Dificilmente poderia estar mais contente, já que as edições estão superando as expectativas razoáveis e ganham facilmente na comparação com publicações anteriores. Eu me sentia muito bem trabalhando com a Martins Fontes — tínhamos uma relação de muita confiança —, mas é preciso reconhecer que as novas edições ganham em termos de forma e de conteúdo. Sobre as traduções — minhas e dos colegas — já tive oportunidade de falar. Quanto à apresentação, ela é testemunho da seriedade e do empenho desse investimento editorial.

Obrigada por conceder uma entrevista aqui no Tolkienista!

Muito obrigado pela chance de falar novamente sobre minha paixão pela obra tolkieniana!


Cristina Casagrande é jornalista e pesquisadora em literatura tolkieniana. Ainda espera passar uma tarde no Salão de Fogo e encontrar trechos esquecidos do Livro Vermelho do Marco Ocidental. 

8 thoughts on “Ronald Kyrmse fala sobre a nova tradução de “O Senhor dos Anéis”

  1. Estou lendo a nova tradução d’O Senhor dos Anéis.
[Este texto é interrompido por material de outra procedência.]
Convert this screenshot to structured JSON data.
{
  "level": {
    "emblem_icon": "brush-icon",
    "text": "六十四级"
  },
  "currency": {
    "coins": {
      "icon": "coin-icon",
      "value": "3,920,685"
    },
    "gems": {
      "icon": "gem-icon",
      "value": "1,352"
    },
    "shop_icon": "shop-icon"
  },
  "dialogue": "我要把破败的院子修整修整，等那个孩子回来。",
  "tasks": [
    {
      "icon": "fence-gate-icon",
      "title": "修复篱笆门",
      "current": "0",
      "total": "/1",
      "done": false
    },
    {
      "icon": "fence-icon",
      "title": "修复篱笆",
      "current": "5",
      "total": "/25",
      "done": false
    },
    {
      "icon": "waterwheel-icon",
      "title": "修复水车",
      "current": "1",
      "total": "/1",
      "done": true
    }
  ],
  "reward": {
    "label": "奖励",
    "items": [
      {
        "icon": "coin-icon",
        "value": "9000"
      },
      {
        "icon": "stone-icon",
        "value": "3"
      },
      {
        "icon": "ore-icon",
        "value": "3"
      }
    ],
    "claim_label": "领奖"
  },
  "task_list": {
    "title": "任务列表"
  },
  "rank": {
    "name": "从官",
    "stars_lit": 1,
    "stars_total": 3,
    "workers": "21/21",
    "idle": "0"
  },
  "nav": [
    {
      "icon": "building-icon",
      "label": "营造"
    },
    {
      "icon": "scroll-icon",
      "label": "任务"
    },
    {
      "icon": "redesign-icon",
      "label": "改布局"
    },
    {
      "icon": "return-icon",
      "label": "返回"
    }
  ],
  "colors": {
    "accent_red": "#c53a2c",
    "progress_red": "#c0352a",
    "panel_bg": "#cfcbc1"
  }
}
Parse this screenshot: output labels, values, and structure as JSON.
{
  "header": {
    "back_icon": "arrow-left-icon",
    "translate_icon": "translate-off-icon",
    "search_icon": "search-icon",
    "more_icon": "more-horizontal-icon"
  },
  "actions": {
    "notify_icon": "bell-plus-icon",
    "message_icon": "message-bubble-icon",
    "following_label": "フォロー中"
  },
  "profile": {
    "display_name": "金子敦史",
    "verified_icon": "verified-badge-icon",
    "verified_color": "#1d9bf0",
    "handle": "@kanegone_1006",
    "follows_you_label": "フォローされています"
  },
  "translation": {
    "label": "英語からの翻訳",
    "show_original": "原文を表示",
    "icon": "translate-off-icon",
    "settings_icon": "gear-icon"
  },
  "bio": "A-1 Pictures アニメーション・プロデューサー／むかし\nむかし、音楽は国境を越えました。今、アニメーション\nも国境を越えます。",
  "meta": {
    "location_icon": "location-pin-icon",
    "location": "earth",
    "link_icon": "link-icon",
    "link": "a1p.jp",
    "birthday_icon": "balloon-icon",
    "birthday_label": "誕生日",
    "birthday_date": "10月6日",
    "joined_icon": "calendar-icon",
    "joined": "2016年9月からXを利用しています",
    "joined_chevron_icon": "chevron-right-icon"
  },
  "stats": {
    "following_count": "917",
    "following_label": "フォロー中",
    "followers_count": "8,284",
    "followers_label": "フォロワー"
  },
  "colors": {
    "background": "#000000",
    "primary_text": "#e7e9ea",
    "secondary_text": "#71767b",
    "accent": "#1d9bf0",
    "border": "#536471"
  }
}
Estou achando incrível. A diferença entre os diálogos das raças ficou bem nítido, e achei isso bem interessante, e ao ler essa entrevista, deu pra perceber o cuidado que tiveram em relação a isso. Parabéns pelo excelente trabalho!

  2. Adquiri recentemente, e até então tenho gostado. A única ressalva é a mudança de Orcs para ORQUES, que a meu ver não deveria ter acontecido – Parece-me que tiveram como parâmetro a palavra ‘órquico’ mas como sendo Orc um nome próprio não haveria necessidade de modificação.

    1. Em português, o plural de anão é anões ou anãos. Isso em qualquer dicionário, basta você checar a informação.
      Além disso, a equipe de tradução optou por usar o termo “anãos”, que causa estranhamento, para ser similar com o estranhamento no original, que coloca o plural de dwarf como dwarves e não dwarfs, de propósito e não por erro, é claro.